Extracellular Vesicle Extraction: A Technique to Isolate Extracellular Vesicles from Whole Tissue Specimens Using Differential Centrifugation

In whole tissues, extracellular vesicles or EVs are released by the cells into the interstitial fluid. These include apoptotic bodies, microvesicles, and exosomes. The EVs play an important role in maintaining cell-to-cell communication.

To extract EVs, begin by taking a whole tissue sample.

Treat the tissue with an appropriate dissociation buffer. The components of dissociation buffer disintegrate the extracellular matrix present in the tissue, eventually loosening the cells.

Transfer the suspension to a homogenizer and mechanically disrupt the tissue further to dissociate it and release the cells.

Next, centrifuge the homogenate at low-speed to pelletize the cells and tissue fragments while the EVs remain in the supernatant.

Take the supernatant into a fresh tube.
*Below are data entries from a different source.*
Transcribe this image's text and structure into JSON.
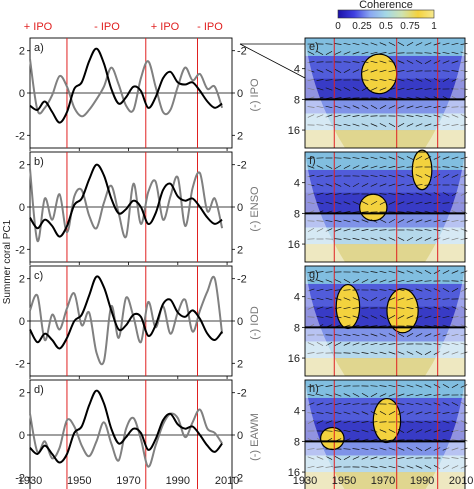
{
  "chart_data": {
    "type": "line",
    "ylabel_shared": "Summer coral PC1",
    "colorbar": {
      "title": "Coherence",
      "ticks": [
        "0",
        "0.25",
        "0.5",
        "0.75",
        "1"
      ],
      "colors": [
        "#1c12a8",
        "#3f3fe0",
        "#8aa7f2",
        "#a4d8e6",
        "#cfe3b0",
        "#f4d23e",
        "#f6e98f"
      ]
    },
    "phase_labels": [
      "+ IPO",
      "- IPO",
      "+ IPO",
      "- IPO"
    ],
    "phase_color": "#e02020",
    "phase_boundaries": [
      1945,
      1977,
      1998
    ],
    "x_ticks": [
      "1930",
      "1950",
      "1970",
      "1990",
      "2010"
    ],
    "xlim": [
      1930,
      2012
    ],
    "left_yticks": [
      "2",
      "0",
      "-2"
    ],
    "right_yticks": [
      "-2",
      "0",
      "2"
    ],
    "period_ticks": [
      "4",
      "8",
      "16"
    ],
    "coral_color": "#000000",
    "index_color": "#808080",
    "panels": [
      {
        "left_label": "a)",
        "right_label": "e)",
        "index_label": "(-) IPO",
        "x": [
          1930,
          1933,
          1936,
          1939,
          1942,
          1945,
          1948,
          1951,
          1954,
          1957,
          1960,
          1963,
          1966,
          1969,
          1972,
          1975,
          1978,
          1981,
          1984,
          1987,
          1990,
          1993,
          1996,
          1999,
          2002,
          2005,
          2008
        ],
        "coral": [
          -0.6,
          -0.8,
          -0.4,
          -0.9,
          -1.4,
          -0.9,
          0.2,
          0.5,
          1.5,
          2.1,
          1.4,
          0.2,
          -0.5,
          -0.2,
          0.3,
          0.1,
          -0.7,
          -0.2,
          0.7,
          1.0,
          0.5,
          0.4,
          0.5,
          0.1,
          -0.4,
          -0.7,
          -0.5
        ],
        "index": [
          1.6,
          -0.8,
          -0.7,
          -0.1,
          0.8,
          0.3,
          -0.7,
          -1.1,
          -0.8,
          -0.3,
          0.3,
          1.2,
          0.4,
          -0.6,
          -0.8,
          0.7,
          1.5,
          0.3,
          -0.9,
          -0.8,
          0.3,
          1.2,
          0.6,
          0.9,
          0.2,
          0.3,
          -0.7
        ],
        "wtc_blobs": [
          {
            "x": 1968,
            "p": 4.5,
            "rx": 9,
            "rp": 0.18
          }
        ]
      },
      {
        "left_label": "b)",
        "right_label": "f)",
        "index_label": "(-) ENSO",
        "x": [
          1930,
          1933,
          1936,
          1939,
          1942,
          1945,
          1948,
          1951,
          1954,
          1957,
          1960,
          1963,
          1966,
          1969,
          1972,
          1975,
          1978,
          1981,
          1984,
          1987,
          1990,
          1993,
          1996,
          1999,
          2002,
          2005,
          2008
        ],
        "coral": [
          -0.5,
          -1.0,
          -0.6,
          -0.9,
          -1.4,
          -0.9,
          0.1,
          0.4,
          1.3,
          2.0,
          1.5,
          0.4,
          -0.3,
          -0.1,
          0.3,
          0.0,
          -0.8,
          -0.3,
          0.8,
          1.1,
          0.5,
          0.3,
          0.4,
          0.0,
          -0.5,
          -0.8,
          -0.6
        ],
        "index": [
          1.8,
          -1.6,
          0.4,
          -0.6,
          0.6,
          -1.2,
          0.5,
          0.8,
          -0.4,
          -1.0,
          0.2,
          1.0,
          -0.3,
          -1.4,
          1.1,
          -0.8,
          0.7,
          1.2,
          -0.6,
          0.5,
          1.4,
          -0.9,
          0.9,
          1.6,
          -0.2,
          0.4,
          -1.0
        ],
        "wtc_blobs": [
          {
            "x": 1965,
            "p": 7.0,
            "rx": 7,
            "rp": 0.12
          },
          {
            "x": 1990,
            "p": 3.0,
            "rx": 5,
            "rp": 0.18
          }
        ]
      },
      {
        "left_label": "c)",
        "right_label": "g)",
        "index_label": "(-) IOD",
        "x": [
          1930,
          1933,
          1936,
          1939,
          1942,
          1945,
          1948,
          1951,
          1954,
          1957,
          1960,
          1963,
          1966,
          1969,
          1972,
          1975,
          1978,
          1981,
          1984,
          1987,
          1990,
          1993,
          1996,
          1999,
          2002,
          2005,
          2008
        ],
        "coral": [
          -0.4,
          -1.0,
          -0.6,
          -0.9,
          -1.3,
          -0.8,
          0.0,
          0.3,
          1.2,
          2.1,
          1.6,
          0.5,
          -0.4,
          -0.2,
          0.3,
          0.2,
          -0.7,
          -0.2,
          0.8,
          1.0,
          0.4,
          0.2,
          0.5,
          0.1,
          -0.6,
          -0.9,
          -0.5
        ],
        "index": [
          0.5,
          1.2,
          -0.9,
          0.3,
          -0.4,
          0.6,
          1.3,
          -0.2,
          0.4,
          -1.5,
          -1.9,
          0.7,
          -0.8,
          1.1,
          0.2,
          -1.0,
          0.9,
          -0.3,
          0.7,
          -0.6,
          0.4,
          1.0,
          -0.5,
          0.5,
          1.4,
          2.0,
          -0.6
        ],
        "wtc_blobs": [
          {
            "x": 1952,
            "p": 5.0,
            "rx": 6,
            "rp": 0.2
          },
          {
            "x": 1980,
            "p": 5.5,
            "rx": 8,
            "rp": 0.2
          }
        ]
      },
      {
        "left_label": "d)",
        "right_label": "h)",
        "index_label": "(-) EAWM",
        "x": [
          1930,
          1933,
          1936,
          1939,
          1942,
          1945,
          1948,
          1951,
          1954,
          1957,
          1960,
          1963,
          1966,
          1969,
          1972,
          1975,
          1978,
          1981,
          1984,
          1987,
          1990,
          1993,
          1996,
          1999,
          2002,
          2005,
          2008
        ],
        "coral": [
          -0.6,
          -0.9,
          -0.5,
          -0.9,
          -1.3,
          -0.9,
          0.1,
          0.4,
          1.4,
          2.1,
          1.5,
          0.3,
          -0.4,
          -0.1,
          0.3,
          0.1,
          -0.7,
          -0.2,
          0.7,
          1.0,
          0.5,
          0.3,
          0.4,
          0.0,
          -0.5,
          -0.8,
          -0.4
        ],
        "index": [
          1.0,
          -0.8,
          -0.3,
          -1.1,
          -0.6,
          0.7,
          0.4,
          -0.5,
          -1.0,
          -0.3,
          0.6,
          -0.4,
          -1.2,
          0.3,
          0.8,
          -0.2,
          -1.5,
          -0.5,
          0.5,
          1.0,
          0.8,
          -0.1,
          0.6,
          1.2,
          0.3,
          0.1,
          -0.4
        ],
        "wtc_blobs": [
          {
            "x": 1944,
            "p": 7.5,
            "rx": 6,
            "rp": 0.1
          },
          {
            "x": 1972,
            "p": 5.0,
            "rx": 7,
            "rp": 0.2
          }
        ]
      }
    ]
  }
}
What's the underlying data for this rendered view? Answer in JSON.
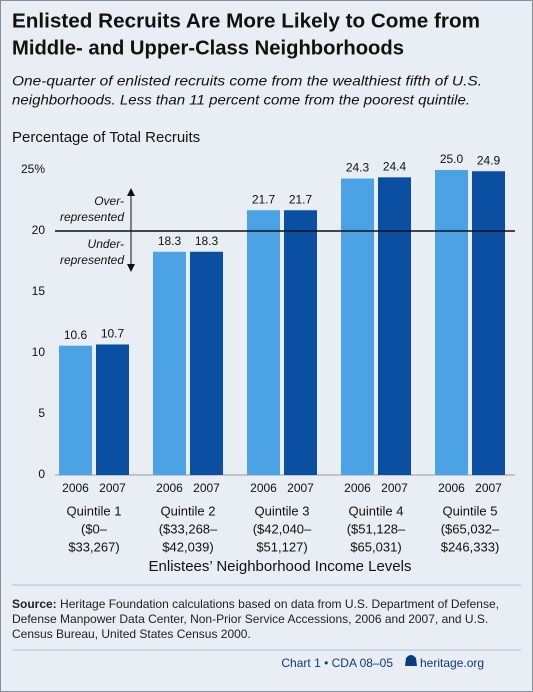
{
  "chart_data": {
    "type": "bar",
    "title": [
      "Enlisted Recruits Are More Likely to Come from",
      "Middle- and Upper-Class Neighborhoods"
    ],
    "subtitle": [
      "One-quarter of enlisted recruits come from the wealthiest fifth of U.S.",
      "neighborhoods. Less than 11 percent come from the poorest quintile."
    ],
    "y_label": "Percentage of Total Recruits",
    "x_label": "Enlistees’ Neighborhood Income Levels",
    "categories": [
      "Quintile 1",
      "Quintile 2",
      "Quintile 3",
      "Quintile 4",
      "Quintile 5"
    ],
    "category_ranges": [
      [
        "($0–",
        "$33,267)"
      ],
      [
        "($33,268–",
        "$42,039)"
      ],
      [
        "($42,040–",
        "$51,127)"
      ],
      [
        "($51,128–",
        "$65,031)"
      ],
      [
        "($65,032–",
        "$246,333)"
      ]
    ],
    "series": [
      {
        "name": "2006",
        "color": "#4ba3e6",
        "values": [
          10.6,
          18.3,
          21.7,
          24.3,
          25
        ],
        "value_labels": [
          "10.6",
          "18.3",
          "21.7",
          "24.3",
          "25.0"
        ]
      },
      {
        "name": "2007",
        "color": "#0b4fa3",
        "values": [
          10.7,
          18.3,
          21.7,
          24.4,
          24.9
        ],
        "value_labels": [
          "10.7",
          "18.3",
          "21.7",
          "24.4",
          "24.9"
        ]
      }
    ],
    "ylim": [
      0,
      25
    ],
    "yticks": [
      0,
      5,
      10,
      15,
      20,
      {
        "value": 25,
        "label": "25%"
      }
    ],
    "reference_line": {
      "value": 20,
      "above": [
        "Over-",
        "represented"
      ],
      "below": [
        "Under-",
        "represented"
      ]
    },
    "source_label": "Source:",
    "source_text": "Heritage Foundation calculations based on data from U.S. Department of Defense, Defense Manpower Data Center, Non-Prior Service Accessions, 2006 and 2007, and U.S. Census Bureau, United States Census 2000.",
    "footer": [
      "Chart 1 • CDA 08–05",
      "heritage.org"
    ]
  }
}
Centrifuge at high speed to pelletize most of the larger-sized apoptotic bodies, leaving the smaller-sized EVs in the supernatant.

Collect the EV-containing supernatant into a syringe. Filter the components to remove any remaining apoptotic bodies and collect the small-sized EV population.

Centrifuge the filtrate to obtain the EVs in the pellet. Discard the remaining buffer and resuspend the EV pellet in a sucrose solution. This solution creates an isotonic environment for the EVs to retain their morphology.

Now, store the EV suspension at four degrees Celsius until further use.

To begin, prepare 10 milliliters of dissociation buffer in Hibernate-E Medium for every 0.4 to 1.0 gram of tissue. Add whole fresh or frozen tissue to the buffer in a 50-milliliter tube and incubate in a warm water bath at 37 degrees Celsius for 20 minutes.

After this, add protease and phosphatase inhibitors for a final 1x concentration in the dissociation buffer. Pour the solution with the tissue into a loose-fit Dounce homogenizer. Use approximately 30 slow strokes per sample to gently dissociate the tissue.

Then, transfer the dissociated tissue and buffer solution to a 50-milliliter conical tube. Centrifuge at 500 x g and at 4 degrees Celsius for 5 minutes to pellet the cells and the remaining fibrous or cohesive tissue fragments.

Transfer the supernatants to a clean 50-milliliter conical tube and centrifuge at 2,000 x g and at 4 degrees Celsius for 10 minutes to pellet and discard the large cellular debris.

Transfer this supernatant to a clean 50-milliliter conical tube and centrifuge at 10,000 x g and at 4 degrees Celsius for 40 minutes to pellet any undesired larger vesicles or small apoptotic bodies. Decant the supernatant through a 0.45-micrometer filter into a clean 12-milliliter ultracentrifugation tube.

Next, ultracentrifuge the sample at 100,000 x g and at 4 degrees Celsius for 2 hours to pellet small EVs. Decant the supernatant and leave the ultracentrifugation tubes inverted for 5 to 10 minutes, tapping frequently to remove any residual liquid on the sides of the tubes.

Then, resuspend the EV pellet in 1.5 milliliters of 0.25-molar sucrose buffer. Cover the tubes with parafilm and then vortex the EVs into solution. Rock the ultracentrifuge tubes for 15 to 20 minutes at room temperature and then vortex once more.

Briefly centrifuge the tubes at a speed less than 1,000 x g to recover the liquid suspension at the bottom of the tube. If needed, store the suspension at 4 degrees Celsius overnight.